The business is run by the Chief Seattle Club.

Three plates — one with wild rice, one with tacos, and one with blue cornmeal topped with green leaves.

By using pre-colonial ingredients, ʔálʔal Cafe aims to empower the Native community.

Photo via ʔálʔal Cafe

Bust out those gigantic ribbon-cutting scissors — this is huge. Pioneer Square’s new daytime destination ʔálʔal Café is now open with a menu featuring Indigenous ingredients, walls adorned with Native artwork, and strong ties to a charitable organization.

Here’s all you need to know about this grounds breaking coffee shop.

Meaningful meals 🍽️

The menu at ʔálʔal Café (pronounced “all-all” from the Lushootseed word for “home”) emphasizes cultural identity. You’ll find coffee beans from Indigenous coffee company Salish Grounds and hot sauce from Sakari Farms. Pre-colonial ingredients make up breakfast and lunch items like barbacoa tacos made from Cheyenne River Sioux bison, Navajo Nation blue cornmeal topped with berry sauce, and wild rice bowls.

The hope is to educate diners on Indigenous food roots, while providing financial support for local Native-run businesses and increasing their representation in the culinary industry. “Reclaiming our traditional foods is important to our health and healing as Native people,” said manager and head chef Anthony Johnson.

Feast your eyes 🖼️

If you visit, don’t forget to soak in all the stunning artwork from Native creators. Micah McCarty created the translucent salmon designs on the windows, renowned glass artist Dan Friday sculpted a ceiling display, and Roger Fernandes concocted a collage dedicated to Chief Si’ahl.

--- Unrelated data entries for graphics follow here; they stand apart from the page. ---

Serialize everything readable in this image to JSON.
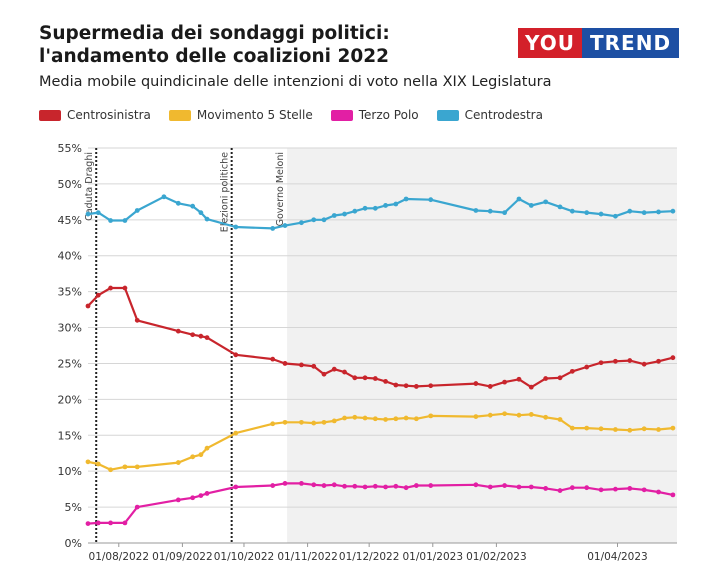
{
  "header": {
    "title": "Supermedia dei sondaggi politici: l'andamento delle coalizioni 2022",
    "subtitle": "Media mobile quindicinale delle intenzioni di voto nella XIX Legislatura"
  },
  "logo": {
    "part1": "YOU",
    "part2": "TREND",
    "color1": "#d3202a",
    "color2": "#1d4fa3"
  },
  "chart_data": {
    "type": "line",
    "x_unit": "date",
    "ylim": [
      0,
      55
    ],
    "yticks": [
      0,
      5,
      10,
      15,
      20,
      25,
      30,
      35,
      40,
      45,
      50,
      55
    ],
    "ytick_labels": [
      "0%",
      "5%",
      "10%",
      "15%",
      "20%",
      "25%",
      "30%",
      "35%",
      "40%",
      "45%",
      "50%",
      "55%"
    ],
    "xlim": [
      "2022-07-17",
      "2023-04-30"
    ],
    "xticks": [
      "2022-08-01",
      "2022-09-01",
      "2022-10-01",
      "2022-11-01",
      "2022-12-01",
      "2023-01-01",
      "2023-02-01",
      "2023-04-01"
    ],
    "xtick_labels": [
      "01/08/2022",
      "01/09/2022",
      "01/10/2022",
      "01/11/2022",
      "01/12/2022",
      "01/01/2023",
      "01/02/2023",
      "01/04/2023"
    ],
    "grid": true,
    "legend_position": "top-left",
    "shaded_region": {
      "from": "2022-10-22",
      "to": "2023-04-30"
    },
    "annotations": [
      {
        "date": "2022-07-21",
        "label": "Caduta Draghi",
        "style": "dotted"
      },
      {
        "date": "2022-09-25",
        "label": "Elezioni politiche",
        "style": "dotted"
      },
      {
        "date": "2022-10-22",
        "label": "Governo Meloni",
        "style": "edge"
      }
    ],
    "series": [
      {
        "name": "Centrosinistra",
        "color": "#c8252c",
        "x": [
          "2022-07-17",
          "2022-07-22",
          "2022-07-28",
          "2022-08-04",
          "2022-08-10",
          "2022-08-30",
          "2022-09-06",
          "2022-09-10",
          "2022-09-13",
          "2022-09-27",
          "2022-10-15",
          "2022-10-21",
          "2022-10-29",
          "2022-11-04",
          "2022-11-09",
          "2022-11-14",
          "2022-11-19",
          "2022-11-24",
          "2022-11-29",
          "2022-12-04",
          "2022-12-09",
          "2022-12-14",
          "2022-12-19",
          "2022-12-24",
          "2022-12-31",
          "2023-01-22",
          "2023-01-29",
          "2023-02-05",
          "2023-02-12",
          "2023-02-18",
          "2023-02-25",
          "2023-03-04",
          "2023-03-10",
          "2023-03-17",
          "2023-03-24",
          "2023-03-31",
          "2023-04-07",
          "2023-04-14",
          "2023-04-21",
          "2023-04-28"
        ],
        "values": [
          33.0,
          34.5,
          35.5,
          35.5,
          31.0,
          29.5,
          29.0,
          28.8,
          28.6,
          26.2,
          25.6,
          25.0,
          24.8,
          24.6,
          23.5,
          24.2,
          23.8,
          23.0,
          23.0,
          22.9,
          22.5,
          22.0,
          21.9,
          21.8,
          21.9,
          22.2,
          21.8,
          22.4,
          22.8,
          21.7,
          22.9,
          23.0,
          23.9,
          24.5,
          25.1,
          25.3,
          25.4,
          24.9,
          25.3,
          25.8
        ]
      },
      {
        "name": "Movimento 5 Stelle",
        "color": "#f0b92f",
        "x": [
          "2022-07-17",
          "2022-07-22",
          "2022-07-28",
          "2022-08-04",
          "2022-08-10",
          "2022-08-30",
          "2022-09-06",
          "2022-09-10",
          "2022-09-13",
          "2022-09-27",
          "2022-10-15",
          "2022-10-21",
          "2022-10-29",
          "2022-11-04",
          "2022-11-09",
          "2022-11-14",
          "2022-11-19",
          "2022-11-24",
          "2022-11-29",
          "2022-12-04",
          "2022-12-09",
          "2022-12-14",
          "2022-12-19",
          "2022-12-24",
          "2022-12-31",
          "2023-01-22",
          "2023-01-29",
          "2023-02-05",
          "2023-02-12",
          "2023-02-18",
          "2023-02-25",
          "2023-03-04",
          "2023-03-10",
          "2023-03-17",
          "2023-03-24",
          "2023-03-31",
          "2023-04-07",
          "2023-04-14",
          "2023-04-21",
          "2023-04-28"
        ],
        "values": [
          11.3,
          11.0,
          10.2,
          10.6,
          10.6,
          11.2,
          12.0,
          12.3,
          13.2,
          15.3,
          16.6,
          16.8,
          16.8,
          16.7,
          16.8,
          17.0,
          17.4,
          17.5,
          17.4,
          17.3,
          17.2,
          17.3,
          17.4,
          17.3,
          17.7,
          17.6,
          17.8,
          18.0,
          17.8,
          17.9,
          17.5,
          17.2,
          16.0,
          16.0,
          15.9,
          15.8,
          15.7,
          15.9,
          15.8,
          16.0
        ]
      },
      {
        "name": "Terzo Polo",
        "color": "#e21fa4",
        "x": [
          "2022-07-17",
          "2022-07-22",
          "2022-07-28",
          "2022-08-04",
          "2022-08-10",
          "2022-08-30",
          "2022-09-06",
          "2022-09-10",
          "2022-09-13",
          "2022-09-27",
          "2022-10-15",
          "2022-10-21",
          "2022-10-29",
          "2022-11-04",
          "2022-11-09",
          "2022-11-14",
          "2022-11-19",
          "2022-11-24",
          "2022-11-29",
          "2022-12-04",
          "2022-12-09",
          "2022-12-14",
          "2022-12-19",
          "2022-12-24",
          "2022-12-31",
          "2023-01-22",
          "2023-01-29",
          "2023-02-05",
          "2023-02-12",
          "2023-02-18",
          "2023-02-25",
          "2023-03-04",
          "2023-03-10",
          "2023-03-17",
          "2023-03-24",
          "2023-03-31",
          "2023-04-07",
          "2023-04-14",
          "2023-04-21",
          "2023-04-28"
        ],
        "values": [
          2.7,
          2.8,
          2.8,
          2.8,
          5.0,
          6.0,
          6.3,
          6.6,
          6.9,
          7.8,
          8.0,
          8.3,
          8.3,
          8.1,
          8.0,
          8.1,
          7.9,
          7.9,
          7.8,
          7.9,
          7.8,
          7.9,
          7.7,
          8.0,
          8.0,
          8.1,
          7.8,
          8.0,
          7.8,
          7.8,
          7.6,
          7.3,
          7.7,
          7.7,
          7.4,
          7.5,
          7.6,
          7.4,
          7.1,
          6.7
        ]
      },
      {
        "name": "Centrodestra",
        "color": "#3aa6d0",
        "x": [
          "2022-07-17",
          "2022-07-22",
          "2022-07-28",
          "2022-08-04",
          "2022-08-10",
          "2022-08-23",
          "2022-08-30",
          "2022-09-06",
          "2022-09-10",
          "2022-09-13",
          "2022-09-27",
          "2022-10-15",
          "2022-10-21",
          "2022-10-29",
          "2022-11-04",
          "2022-11-09",
          "2022-11-14",
          "2022-11-19",
          "2022-11-24",
          "2022-11-29",
          "2022-12-04",
          "2022-12-09",
          "2022-12-14",
          "2022-12-19",
          "2022-12-31",
          "2023-01-22",
          "2023-01-29",
          "2023-02-05",
          "2023-02-12",
          "2023-02-18",
          "2023-02-25",
          "2023-03-04",
          "2023-03-10",
          "2023-03-17",
          "2023-03-24",
          "2023-03-31",
          "2023-04-07",
          "2023-04-14",
          "2023-04-21",
          "2023-04-28"
        ],
        "values": [
          45.8,
          46.0,
          44.9,
          44.9,
          46.3,
          48.2,
          47.3,
          46.9,
          46.0,
          45.1,
          44.0,
          43.8,
          44.2,
          44.6,
          45.0,
          45.0,
          45.6,
          45.8,
          46.2,
          46.6,
          46.6,
          47.0,
          47.2,
          47.9,
          47.8,
          46.3,
          46.2,
          46.0,
          47.9,
          47.0,
          47.5,
          46.8,
          46.2,
          46.0,
          45.8,
          45.5,
          46.2,
          46.0,
          46.1,
          46.2
        ]
      }
    ]
  }
}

There’s currently an open call for Tribal artists who want to contribute to the cafe’s rotating exhibits, so keep those peepers peeled for announcements about new works via Instagram.

Where the heart is ❤️

When you plunk down money for your morning coffee or a bison taco, every dollar goes to local nonprofit the Chief Seattle Club, which owns and operates the shop.

The cafe is also located directly below the organization’s affordable apartment complex that provides housing and social services to 80 previously unhoused residents — the majority of whom are Native American or Alaska Native.

It’s a gathering place for the community meant to nourish — and heal. Check it out:

📍 122 Second Ave. S.
⏰ Tuesdays-Fridays, 6:30 a.m.-2:30 p.m.